The film’s episodes leapfrog and double back on each other, from decade to decade, enabling a degree of revelation and tension in a film with, essentially, no plot. The skill and attention to detail shown at all levels in doing this is admirable: the ‘period’ aspects, from 1976 to 1990, are meticulously rendered, without being kitsch, the soundtrack perfectly judged. There is some suspension of disbelief required in the early scenes, when the boys seem squeezed into their school uniforms, but this is soon forgotten. Each episode, set in its particular time, has its own arc, merging with and as complete as the next, and for a film of over two hours there are very few slack or unnecessary scenes. It can also turn from tragedy to comedy on a sixpence.

Ryan Corr as Tim Conigrave and Craig Stott as John Caleo in Holding the ManRyan Corr as Timothy Conigrave and Craig Stott as John Caleo in Holding the Man

Armfield and Murphy also know when to build on the raw material. The star-crossed lovers atmosphere of the boys’ first meeting and falling in love is overtly framed by their Catholic school’s (actual) production of Romeo and Juliet, in which Timothy plays Paris, while after parental discovery and separation, their (fictional) kiss through the fly-screen window of John’s bedroom conjures up both Pyramus and Thisbe and the confessional. Holding the Man is a long long way from being an art film, but it contains enough artifice to reward every impulse to contemplation.

‘Armfield and Murphy also know when to build on the raw material’

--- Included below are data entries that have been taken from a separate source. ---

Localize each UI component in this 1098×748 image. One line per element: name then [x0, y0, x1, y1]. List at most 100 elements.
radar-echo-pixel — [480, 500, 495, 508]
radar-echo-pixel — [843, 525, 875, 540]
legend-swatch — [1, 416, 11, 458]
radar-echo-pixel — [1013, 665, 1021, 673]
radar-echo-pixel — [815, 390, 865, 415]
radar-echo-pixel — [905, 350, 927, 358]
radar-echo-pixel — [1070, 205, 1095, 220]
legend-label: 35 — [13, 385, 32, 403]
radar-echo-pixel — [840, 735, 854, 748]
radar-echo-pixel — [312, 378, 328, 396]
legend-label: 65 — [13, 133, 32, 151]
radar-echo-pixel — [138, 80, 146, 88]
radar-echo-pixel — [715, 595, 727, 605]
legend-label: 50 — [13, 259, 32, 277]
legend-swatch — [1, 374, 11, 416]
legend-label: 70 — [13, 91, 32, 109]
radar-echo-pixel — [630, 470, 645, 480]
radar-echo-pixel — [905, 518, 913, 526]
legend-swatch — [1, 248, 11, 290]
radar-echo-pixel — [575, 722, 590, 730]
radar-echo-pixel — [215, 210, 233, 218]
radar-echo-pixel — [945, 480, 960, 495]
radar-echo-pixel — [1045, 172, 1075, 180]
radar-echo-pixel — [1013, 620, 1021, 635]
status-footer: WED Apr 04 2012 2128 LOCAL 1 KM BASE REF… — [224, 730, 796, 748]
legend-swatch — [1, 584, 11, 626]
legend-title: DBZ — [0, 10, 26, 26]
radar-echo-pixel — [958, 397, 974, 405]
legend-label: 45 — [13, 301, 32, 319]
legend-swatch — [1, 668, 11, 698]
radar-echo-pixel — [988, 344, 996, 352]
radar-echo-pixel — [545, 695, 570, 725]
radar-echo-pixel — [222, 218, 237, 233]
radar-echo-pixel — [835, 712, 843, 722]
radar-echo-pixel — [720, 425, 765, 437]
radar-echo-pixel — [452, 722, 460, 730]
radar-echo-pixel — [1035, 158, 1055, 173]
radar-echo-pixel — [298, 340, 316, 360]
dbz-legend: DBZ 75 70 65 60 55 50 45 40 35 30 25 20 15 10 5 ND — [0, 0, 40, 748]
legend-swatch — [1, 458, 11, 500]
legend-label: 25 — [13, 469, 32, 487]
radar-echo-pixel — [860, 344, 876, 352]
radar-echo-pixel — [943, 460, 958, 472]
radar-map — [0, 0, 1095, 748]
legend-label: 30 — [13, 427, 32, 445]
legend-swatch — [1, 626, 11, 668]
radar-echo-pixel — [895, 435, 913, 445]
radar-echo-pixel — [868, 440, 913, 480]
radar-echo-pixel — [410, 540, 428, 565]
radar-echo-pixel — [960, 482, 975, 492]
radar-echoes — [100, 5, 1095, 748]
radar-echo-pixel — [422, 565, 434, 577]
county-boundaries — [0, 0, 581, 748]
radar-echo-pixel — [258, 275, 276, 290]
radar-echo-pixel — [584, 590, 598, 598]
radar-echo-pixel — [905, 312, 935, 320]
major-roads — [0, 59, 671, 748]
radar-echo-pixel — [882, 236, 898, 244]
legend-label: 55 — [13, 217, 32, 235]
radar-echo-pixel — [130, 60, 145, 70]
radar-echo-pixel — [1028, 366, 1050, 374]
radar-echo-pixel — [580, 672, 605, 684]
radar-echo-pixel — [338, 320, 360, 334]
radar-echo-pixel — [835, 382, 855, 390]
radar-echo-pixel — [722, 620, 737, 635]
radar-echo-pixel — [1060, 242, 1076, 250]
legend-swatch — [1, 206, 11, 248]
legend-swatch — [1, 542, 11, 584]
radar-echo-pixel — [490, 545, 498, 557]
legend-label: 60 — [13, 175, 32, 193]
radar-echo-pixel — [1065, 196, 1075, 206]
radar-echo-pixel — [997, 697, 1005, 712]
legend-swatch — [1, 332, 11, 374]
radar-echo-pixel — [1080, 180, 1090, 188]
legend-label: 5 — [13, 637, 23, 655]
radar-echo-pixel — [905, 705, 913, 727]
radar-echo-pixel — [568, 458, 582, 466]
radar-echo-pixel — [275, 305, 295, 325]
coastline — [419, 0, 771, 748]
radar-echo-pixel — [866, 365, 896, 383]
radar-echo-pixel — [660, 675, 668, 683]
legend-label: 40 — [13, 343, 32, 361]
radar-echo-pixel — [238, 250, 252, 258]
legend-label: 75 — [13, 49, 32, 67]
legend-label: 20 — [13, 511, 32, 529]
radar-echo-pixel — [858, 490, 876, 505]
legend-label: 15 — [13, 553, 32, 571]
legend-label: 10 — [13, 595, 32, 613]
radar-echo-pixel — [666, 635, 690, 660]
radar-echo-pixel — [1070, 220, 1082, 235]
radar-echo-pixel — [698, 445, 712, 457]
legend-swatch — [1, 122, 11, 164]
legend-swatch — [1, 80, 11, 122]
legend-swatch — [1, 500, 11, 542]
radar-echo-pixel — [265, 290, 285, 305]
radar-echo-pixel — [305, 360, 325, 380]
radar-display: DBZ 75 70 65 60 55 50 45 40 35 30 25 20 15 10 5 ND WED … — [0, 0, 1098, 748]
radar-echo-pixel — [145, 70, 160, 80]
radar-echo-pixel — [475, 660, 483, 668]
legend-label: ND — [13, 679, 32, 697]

John’s father (Anthony LaPaglia), helplessly loving his son but unable to accept John’s sexuality, sets the tone for the emotional axis of the film, along which he and Timothy seem locked in a struggle for John’s soul: the characters, to the end, exist within the Catholic universe that has formed them. LaPaglia’s performance is quite astonishing: however wrong this father’s actions, the purity of his feelings almost makes them comprehensible. He sometimes seems to be drawing the whole film into himself, to be able to continue in a world he can no longer fathom. The acceptance shown John and Tim by their friends, Tim’s parents, and even Mrs Caleo, only seems to increase his pain.

Anthony LaPagalia as Bob CaleoAnthony LaPagalia as Bob Caleo

Guy Pearce, as Tim’s father, pales rather by comparison, and Pearce has the discomfited air of someone who has not quite been given enough to do. Timothy’s mother (Kerry Fox) is in the same boat, except for one scene where she and Tim prepare vol au vents for a wedding while he tells her he has Aids. The minutely observed physical actions in this scene are exquisite, building to one heart stilling gesture. From this point on, Craig Stott, as John Caleo, seems to become more and more luminous as he becomes sicker and sicker, his passivity a kind of apotheosis. The film moves onto a heightened plane, rather like a classic Hollywood weepy, except that there is no absurd plot, no saccharine. Still, Stott occupies the screen like Joan Fontaine might, or, when his hair is shaved off, like a less tormented version of Dreyer’s Joan of Arc. He exists, very simply, as a focus and a source of love, while around him the story is told, directly, painfully, and always with humour: a romance, a documentary, a prayer.

Holding the Man, directed by Neil Armfield, scripted by Tommy Murphy, from the memoir by Timothy Conigrave, is in cinemas from 27 August 2015.